Le contrebassiste Michel Gaudry, qui s’était retiré de la scène depuis la fin des années 1990, est décédé le 29 mai dernier à l'hôpital, à Saint-Lô. Installé dans la Manche à Sainte-Marie-du Mont, il pouvait se consacrer, sur place, à sa passion d’historien du Débarquement de Normandie du 6 juin 1944. Il n’aura pas pu profiter du 75e anniversaire de ce grand événement qui le passionnait tant et qui se déroulait ce 6 juin 2019.
Dessinateur de formation, ce sera son premier métier aux côtés d’architectes pendant la Seconde Guerre. Né dans une famille de musiciens amateurs (père clarinettiste, mère pianiste), il commence par le piano et la clarinette, avant d’arriver à Paris en 1945, où il fréquente les clubs de jazz naissant dans l’après-guerre. Il se met à la contrebasse pour les besoins d’une tournée en 1953, étudie sérieusement l’instrument et en devient un des plus prometteurs instrumentistes dès avant 1960 (cf. Jazz Hot n°153).
Il rencontre alors tout le monde musical qui anime la scène de jazz parisienne, jouant avec la plupart, les Américains de passage en particulier dont la grande Billie Holiday, juste avant sa disparition. Parmi ses nombreuses collaborations on note (et on en oublie) Jim Hall, Barney Kessel, Georges Arvanitas, François Jeanneau, Phil Woods, Billy Strayhorn, Stéphane Grappelli, mais aussi Duke Ellington, Sonny Criss, Bud Powell à propos desquels il nous confiera ses souvenirs (cf. Jazz Hot le n°510, 1994, n° Spéciaux 2003 et 2004).

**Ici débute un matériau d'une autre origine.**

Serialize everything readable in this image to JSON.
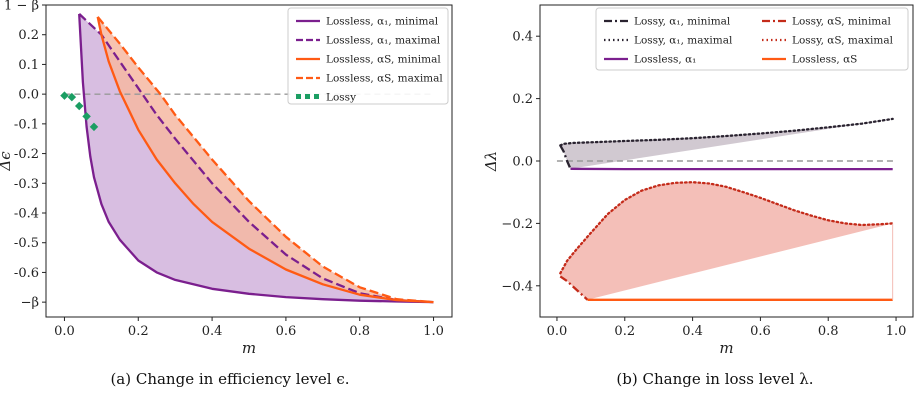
{
  "captions": [
    "(a) Change in efficiency level ϵ.",
    "(b) Change in loss level λ."
  ],
  "colors": {
    "purple": "#7b1f8e",
    "orange": "#ff5a14",
    "green": "#1b9e63",
    "dark": "#2a2330",
    "red": "#c42b1a",
    "purple_fill": "#d4b7de",
    "orange_fill": "#f6b9a2",
    "grey_fill": "#cfc6cf",
    "red_fill": "#f3bcb4",
    "zero_line": "#999999"
  },
  "chart_data": [
    {
      "type": "line",
      "xlabel": "m",
      "ylabel": "Δϵ",
      "xlim": [
        -0.05,
        1.05
      ],
      "ylim": [
        -0.75,
        0.3
      ],
      "x_ticks": [
        0.0,
        0.2,
        0.4,
        0.6,
        0.8,
        1.0
      ],
      "x_tick_labels": [
        "0.0",
        "0.2",
        "0.4",
        "0.6",
        "0.8",
        "1.0"
      ],
      "y_ticks": [
        0.3,
        0.2,
        0.1,
        0.0,
        -0.1,
        -0.2,
        -0.3,
        -0.4,
        -0.5,
        -0.6,
        -0.7
      ],
      "y_tick_labels": [
        "1 − β",
        "0.2",
        "0.1",
        "0.0",
        "-0.1",
        "-0.2",
        "-0.3",
        "-0.4",
        "-0.5",
        "-0.6",
        "−β"
      ],
      "reference_line_y": 0.0,
      "legend_position": "top-right",
      "series": [
        {
          "name": "Lossless, α₁, minimal",
          "style": "solid",
          "color": "purple",
          "x": [
            0.04,
            0.05,
            0.06,
            0.07,
            0.08,
            0.1,
            0.12,
            0.15,
            0.2,
            0.25,
            0.3,
            0.4,
            0.5,
            0.6,
            0.7,
            0.8,
            0.9,
            1.0
          ],
          "y": [
            0.27,
            0.04,
            -0.11,
            -0.21,
            -0.28,
            -0.37,
            -0.43,
            -0.49,
            -0.56,
            -0.6,
            -0.625,
            -0.655,
            -0.672,
            -0.683,
            -0.69,
            -0.695,
            -0.698,
            -0.7
          ]
        },
        {
          "name": "Lossless, α₁, maximal",
          "style": "dashed",
          "color": "purple",
          "x": [
            0.04,
            0.1,
            0.15,
            0.2,
            0.25,
            0.3,
            0.4,
            0.5,
            0.6,
            0.7,
            0.8,
            0.9,
            1.0
          ],
          "y": [
            0.27,
            0.2,
            0.11,
            0.02,
            -0.07,
            -0.15,
            -0.3,
            -0.43,
            -0.54,
            -0.62,
            -0.67,
            -0.693,
            -0.7
          ]
        },
        {
          "name": "Lossless, αS, minimal",
          "style": "solid",
          "color": "orange",
          "x": [
            0.09,
            0.1,
            0.12,
            0.15,
            0.2,
            0.25,
            0.3,
            0.35,
            0.4,
            0.5,
            0.6,
            0.7,
            0.8,
            0.9,
            1.0
          ],
          "y": [
            0.26,
            0.2,
            0.11,
            0.01,
            -0.12,
            -0.22,
            -0.3,
            -0.37,
            -0.43,
            -0.52,
            -0.59,
            -0.64,
            -0.675,
            -0.693,
            -0.7
          ]
        },
        {
          "name": "Lossless, αS, maximal",
          "style": "dashed",
          "color": "orange",
          "x": [
            0.09,
            0.15,
            0.2,
            0.26,
            0.3,
            0.4,
            0.5,
            0.6,
            0.7,
            0.8,
            0.9,
            1.0
          ],
          "y": [
            0.26,
            0.17,
            0.09,
            0.0,
            -0.07,
            -0.22,
            -0.36,
            -0.48,
            -0.58,
            -0.65,
            -0.69,
            -0.7
          ]
        },
        {
          "name": "Lossy",
          "style": "dots",
          "color": "green",
          "x": [
            0.0,
            0.02,
            0.04,
            0.06,
            0.08
          ],
          "y": [
            -0.005,
            -0.01,
            -0.04,
            -0.075,
            -0.11
          ]
        }
      ]
    },
    {
      "type": "line",
      "xlabel": "m",
      "ylabel": "Δλ",
      "xlim": [
        -0.05,
        1.05
      ],
      "ylim": [
        -0.5,
        0.5
      ],
      "x_ticks": [
        0.0,
        0.2,
        0.4,
        0.6,
        0.8,
        1.0
      ],
      "x_tick_labels": [
        "0.0",
        "0.2",
        "0.4",
        "0.6",
        "0.8",
        "1.0"
      ],
      "y_ticks": [
        0.4,
        0.2,
        0.0,
        -0.2,
        -0.4
      ],
      "y_tick_labels": [
        "0.4",
        "0.2",
        "0.0",
        "−0.2",
        "−0.4"
      ],
      "reference_line_y": 0.0,
      "legend_position": "top",
      "series": [
        {
          "name": "Lossy, α₁, minimal",
          "style": "dashdot",
          "color": "dark",
          "x": [
            0.01,
            0.02,
            0.03,
            0.04
          ],
          "y": [
            0.05,
            0.03,
            0.0,
            -0.025
          ]
        },
        {
          "name": "Lossy, αS, minimal",
          "style": "dashdot",
          "color": "red",
          "x": [
            0.01,
            0.03,
            0.05,
            0.07,
            0.09
          ],
          "y": [
            -0.37,
            -0.385,
            -0.405,
            -0.425,
            -0.445
          ]
        },
        {
          "name": "Lossy, α₁, maximal",
          "style": "dotted",
          "color": "dark",
          "x": [
            0.01,
            0.02,
            0.05,
            0.1,
            0.2,
            0.3,
            0.4,
            0.5,
            0.6,
            0.7,
            0.8,
            0.9,
            0.99
          ],
          "y": [
            0.05,
            0.055,
            0.058,
            0.06,
            0.064,
            0.068,
            0.073,
            0.08,
            0.088,
            0.097,
            0.108,
            0.12,
            0.135
          ]
        },
        {
          "name": "Lossy, αS, maximal",
          "style": "dotted",
          "color": "red",
          "x": [
            0.01,
            0.03,
            0.06,
            0.1,
            0.15,
            0.2,
            0.25,
            0.3,
            0.35,
            0.4,
            0.45,
            0.5,
            0.55,
            0.6,
            0.65,
            0.7,
            0.75,
            0.8,
            0.85,
            0.9,
            0.95,
            0.99
          ],
          "y": [
            -0.36,
            -0.32,
            -0.28,
            -0.23,
            -0.17,
            -0.125,
            -0.095,
            -0.078,
            -0.07,
            -0.068,
            -0.072,
            -0.083,
            -0.1,
            -0.118,
            -0.138,
            -0.158,
            -0.175,
            -0.19,
            -0.2,
            -0.205,
            -0.203,
            -0.2
          ]
        },
        {
          "name": "Lossless, α₁",
          "style": "solid",
          "color": "purple",
          "x": [
            0.04,
            0.2,
            0.4,
            0.6,
            0.8,
            0.99
          ],
          "y": [
            -0.025,
            -0.026,
            -0.026,
            -0.026,
            -0.026,
            -0.026
          ]
        },
        {
          "name": "Lossless, αS",
          "style": "solid",
          "color": "orange",
          "x": [
            0.09,
            0.2,
            0.4,
            0.6,
            0.8,
            0.99
          ],
          "y": [
            -0.445,
            -0.445,
            -0.445,
            -0.445,
            -0.445,
            -0.445
          ]
        }
      ]
    }
  ]
}
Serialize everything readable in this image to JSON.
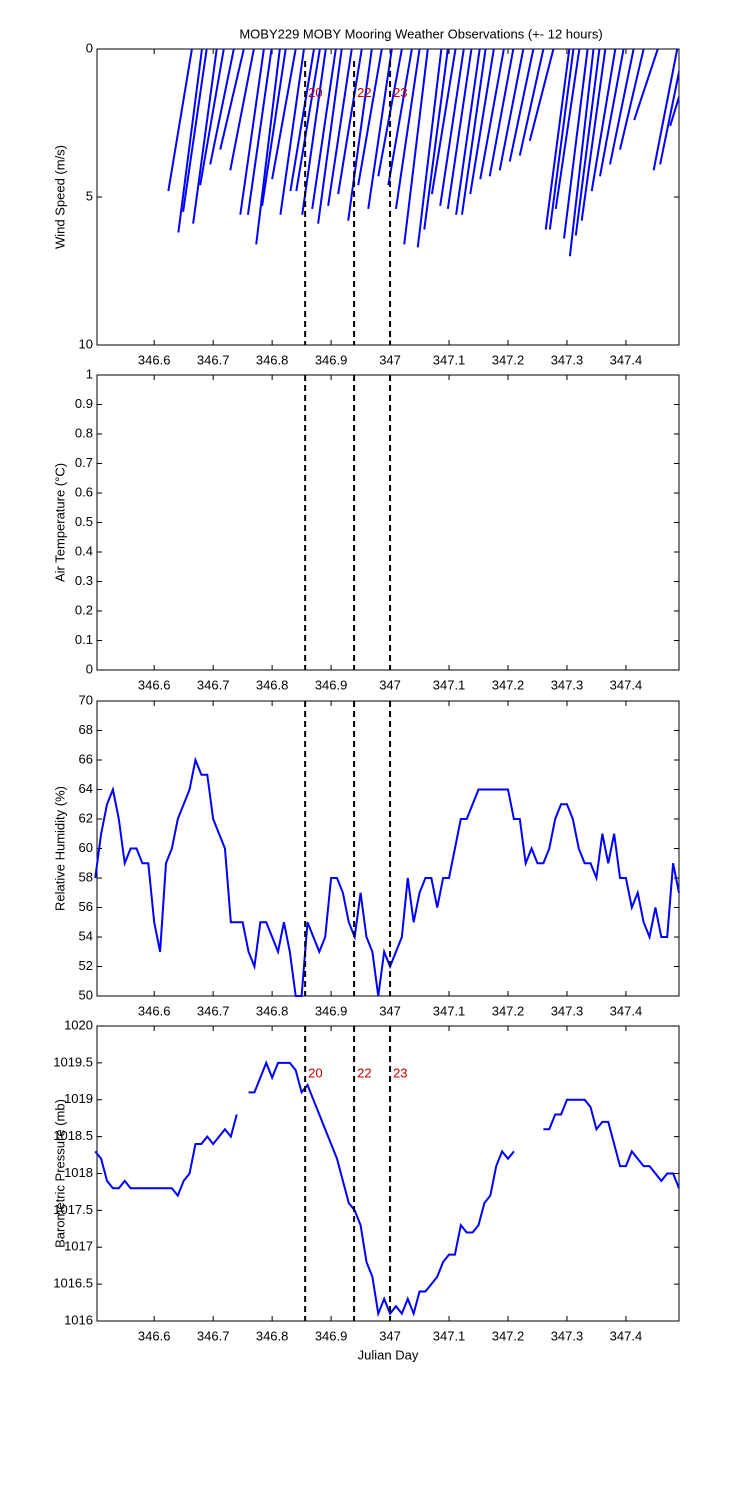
{
  "chart_data": [
    {
      "type": "stick",
      "title": "MOBY229 MOBY Mooring Weather Observations (+- 12 hours)",
      "ylabel": "Wind Speed (m/s)",
      "color": "#0000ff",
      "xlim": [
        346.503,
        347.49
      ],
      "xticks": [
        346.6,
        346.7,
        346.8,
        346.9,
        347,
        347.1,
        347.2,
        347.3,
        347.4
      ],
      "ylim": [
        0,
        10
      ],
      "yreverse": true,
      "yticks": [
        0,
        5,
        10
      ],
      "x": [
        346.624,
        346.641,
        346.649,
        346.666,
        346.678,
        346.695,
        346.712,
        346.729,
        346.746,
        346.759,
        346.773,
        346.783,
        346.8,
        346.814,
        346.831,
        346.841,
        346.851,
        346.868,
        346.878,
        346.895,
        346.912,
        346.929,
        346.946,
        346.963,
        346.98,
        346.997,
        347.01,
        347.024,
        347.047,
        347.058,
        347.071,
        347.085,
        347.098,
        347.112,
        347.122,
        347.136,
        347.153,
        347.169,
        347.186,
        347.203,
        347.22,
        347.237,
        347.264,
        347.271,
        347.281,
        347.295,
        347.305,
        347.315,
        347.325,
        347.342,
        347.356,
        347.373,
        347.39,
        347.414,
        347.447,
        347.458,
        347.475
      ],
      "x_base": [
        346.664,
        346.681,
        346.689,
        346.706,
        346.718,
        346.735,
        346.752,
        346.769,
        346.786,
        346.799,
        346.813,
        346.823,
        346.84,
        346.854,
        346.871,
        346.881,
        346.891,
        346.908,
        346.918,
        346.935,
        346.952,
        346.969,
        346.986,
        347.003,
        347.02,
        347.037,
        347.05,
        347.064,
        347.087,
        347.098,
        347.111,
        347.125,
        347.138,
        347.152,
        347.162,
        347.176,
        347.193,
        347.209,
        347.226,
        347.243,
        347.26,
        347.277,
        347.304,
        347.311,
        347.321,
        347.335,
        347.345,
        347.355,
        347.365,
        347.382,
        347.396,
        347.413,
        347.43,
        347.454,
        347.487,
        347.498,
        347.515
      ],
      "values": [
        4.8,
        6.2,
        5.5,
        5.9,
        4.6,
        3.9,
        3.4,
        4.1,
        5.6,
        5.6,
        6.6,
        5.3,
        4.4,
        5.6,
        4.8,
        4.8,
        5.6,
        5.4,
        5.9,
        5.3,
        4.9,
        5.8,
        4.6,
        5.4,
        4.3,
        4.6,
        5.4,
        6.6,
        6.7,
        6.1,
        4.9,
        5.3,
        5.4,
        5.6,
        5.6,
        4.9,
        4.4,
        4.3,
        4.1,
        3.8,
        3.6,
        3.1,
        6.1,
        6.1,
        5.4,
        6.4,
        7.0,
        6.3,
        5.8,
        4.8,
        4.3,
        3.9,
        3.4,
        2.4,
        4.1,
        3.9,
        2.6
      ],
      "markers": [
        346.856,
        346.939,
        347.0
      ],
      "marker_labels": [
        "20",
        "22",
        "23"
      ],
      "marker_label_y": 1.5
    },
    {
      "type": "line",
      "ylabel": "Air Temperature (°C)",
      "color": "#0000ff",
      "xlim": [
        346.503,
        347.49
      ],
      "xticks": [
        346.6,
        346.7,
        346.8,
        346.9,
        347,
        347.1,
        347.2,
        347.3,
        347.4
      ],
      "ylim": [
        0,
        1
      ],
      "yticks": [
        0,
        0.1,
        0.2,
        0.3,
        0.4,
        0.5,
        0.6,
        0.7,
        0.8,
        0.9,
        1
      ],
      "markers": [
        346.856,
        346.939,
        347.0
      ]
    },
    {
      "type": "line",
      "ylabel": "Relative Humidity (%)",
      "color": "#0000ff",
      "xlim": [
        346.503,
        347.49
      ],
      "xticks": [
        346.6,
        346.7,
        346.8,
        346.9,
        347,
        347.1,
        347.2,
        347.3,
        347.4
      ],
      "ylim": [
        50,
        70
      ],
      "yticks": [
        50,
        52,
        54,
        56,
        58,
        60,
        62,
        64,
        66,
        68,
        70
      ],
      "x": [
        346.5,
        346.51,
        346.52,
        346.53,
        346.54,
        346.55,
        346.56,
        346.57,
        346.58,
        346.59,
        346.6,
        346.61,
        346.62,
        346.63,
        346.64,
        346.65,
        346.66,
        346.67,
        346.68,
        346.69,
        346.7,
        346.71,
        346.72,
        346.73,
        346.74,
        346.75,
        346.76,
        346.77,
        346.78,
        346.79,
        346.8,
        346.81,
        346.82,
        346.83,
        346.84,
        346.85,
        346.86,
        346.87,
        346.88,
        346.89,
        346.9,
        346.91,
        346.92,
        346.93,
        346.94,
        346.95,
        346.96,
        346.97,
        346.98,
        346.99,
        347,
        347.01,
        347.02,
        347.03,
        347.04,
        347.05,
        347.06,
        347.07,
        347.08,
        347.09,
        347.1,
        347.11,
        347.12,
        347.13,
        347.14,
        347.15,
        347.16,
        347.17,
        347.18,
        347.19,
        347.2,
        347.21,
        347.22,
        347.23,
        347.24,
        347.25,
        347.26,
        347.27,
        347.28,
        347.29,
        347.3,
        347.31,
        347.32,
        347.33,
        347.34,
        347.35,
        347.36,
        347.37,
        347.38,
        347.39,
        347.4,
        347.41,
        347.42,
        347.43,
        347.44,
        347.45,
        347.46,
        347.47,
        347.48,
        347.49
      ],
      "values": [
        58,
        61,
        63,
        64,
        62,
        59,
        60,
        60,
        59,
        59,
        55,
        53,
        59,
        60,
        62,
        63,
        64,
        66,
        65,
        65,
        62,
        61,
        60,
        55,
        55,
        55,
        53,
        52,
        55,
        55,
        54,
        53,
        55,
        53,
        50,
        50,
        55,
        54,
        53,
        54,
        58,
        58,
        57,
        55,
        54,
        57,
        54,
        53,
        50,
        53,
        52,
        53,
        54,
        58,
        55,
        57,
        58,
        58,
        56,
        58,
        58,
        60,
        62,
        62,
        63,
        64,
        64,
        64,
        64,
        64,
        64,
        62,
        62,
        59,
        60,
        59,
        59,
        60,
        62,
        63,
        63,
        62,
        60,
        59,
        59,
        58,
        61,
        59,
        61,
        58,
        58,
        56,
        57,
        55,
        54,
        56,
        54,
        54,
        59,
        57
      ],
      "markers": [
        346.856,
        346.939,
        347.0
      ]
    },
    {
      "type": "line",
      "ylabel": "Barometric Pressure (mb)",
      "xlabel": "Julian Day",
      "color": "#0000ff",
      "xlim": [
        346.503,
        347.49
      ],
      "xticks": [
        346.6,
        346.7,
        346.8,
        346.9,
        347,
        347.1,
        347.2,
        347.3,
        347.4
      ],
      "ylim": [
        1016,
        1020
      ],
      "yticks": [
        1016,
        1016.5,
        1017,
        1017.5,
        1018,
        1018.5,
        1019,
        1019.5,
        1020
      ],
      "x": [
        346.5,
        346.51,
        346.52,
        346.53,
        346.54,
        346.55,
        346.56,
        346.57,
        346.58,
        346.59,
        346.6,
        346.61,
        346.62,
        346.63,
        346.64,
        346.65,
        346.66,
        346.67,
        346.68,
        346.69,
        346.7,
        346.71,
        346.72,
        346.73,
        346.74,
        346.75,
        346.76,
        346.77,
        346.78,
        346.79,
        346.8,
        346.81,
        346.82,
        346.83,
        346.84,
        346.85,
        346.86,
        346.87,
        346.88,
        346.89,
        346.9,
        346.91,
        346.92,
        346.93,
        346.94,
        346.95,
        346.96,
        346.97,
        346.98,
        346.99,
        347,
        347.01,
        347.02,
        347.03,
        347.04,
        347.05,
        347.06,
        347.07,
        347.08,
        347.09,
        347.1,
        347.11,
        347.12,
        347.13,
        347.14,
        347.15,
        347.16,
        347.17,
        347.18,
        347.19,
        347.2,
        347.21,
        347.22,
        347.23,
        347.24,
        347.25,
        347.26,
        347.27,
        347.28,
        347.29,
        347.3,
        347.31,
        347.32,
        347.33,
        347.34,
        347.35,
        347.36,
        347.37,
        347.38,
        347.39,
        347.4,
        347.41,
        347.42,
        347.43,
        347.44,
        347.45,
        347.46,
        347.47,
        347.48,
        347.49
      ],
      "values": [
        1018.3,
        1018.2,
        1017.9,
        1017.8,
        1017.8,
        1017.9,
        1017.8,
        1017.8,
        1017.8,
        1017.8,
        1017.8,
        1017.8,
        1017.8,
        1017.8,
        1017.7,
        1017.9,
        1018,
        1018.4,
        1018.4,
        1018.5,
        1018.4,
        1018.5,
        1018.6,
        1018.5,
        1018.8,
        null,
        1019.1,
        1019.1,
        1019.3,
        1019.5,
        1019.3,
        1019.5,
        1019.5,
        1019.5,
        1019.4,
        1019.1,
        1019.2,
        1019,
        1018.8,
        1018.6,
        1018.4,
        1018.2,
        1017.9,
        1017.6,
        1017.5,
        1017.3,
        1016.8,
        1016.6,
        1016.1,
        1016.3,
        1016.1,
        1016.2,
        1016.1,
        1016.3,
        1016.1,
        1016.4,
        1016.4,
        1016.5,
        1016.6,
        1016.8,
        1016.9,
        1016.9,
        1017.3,
        1017.2,
        1017.2,
        1017.3,
        1017.6,
        1017.7,
        1018.1,
        1018.3,
        1018.2,
        1018.3,
        null,
        null,
        null,
        null,
        1018.6,
        1018.6,
        1018.8,
        1018.8,
        1019,
        1019,
        1019,
        1019,
        1018.9,
        1018.6,
        1018.7,
        1018.7,
        1018.4,
        1018.1,
        1018.1,
        1018.3,
        1018.2,
        1018.1,
        1018.1,
        1018,
        1017.9,
        1018,
        1018,
        1017.8
      ],
      "markers": [
        346.856,
        346.939,
        347.0
      ],
      "marker_labels": [
        "20",
        "22",
        "23"
      ],
      "marker_label_y": 1019.35
    }
  ]
}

En historien confirmé, il nous a très bien raconté cette période des années 1960-70 dans le n°560 (1999), expliquant fort judicieusement en quoi la sortie de la France de l’Otan avait entraîné la fermeture des clubs de jazz moderne, à la fin des années 1960, et poussé les musiciens de jazz, privés de scènes, à se reconvertir dans le yé-yé, le rock et la musique de variétés de plus ou moins bonne facture dans cette période difficile pour le jazz. Lui-même s’y est résolu, mais plutôt dans la qualité en accompagnant Juliette Gréco (1962), Barbara (1966-71) et Georges Moustaki (1971-76).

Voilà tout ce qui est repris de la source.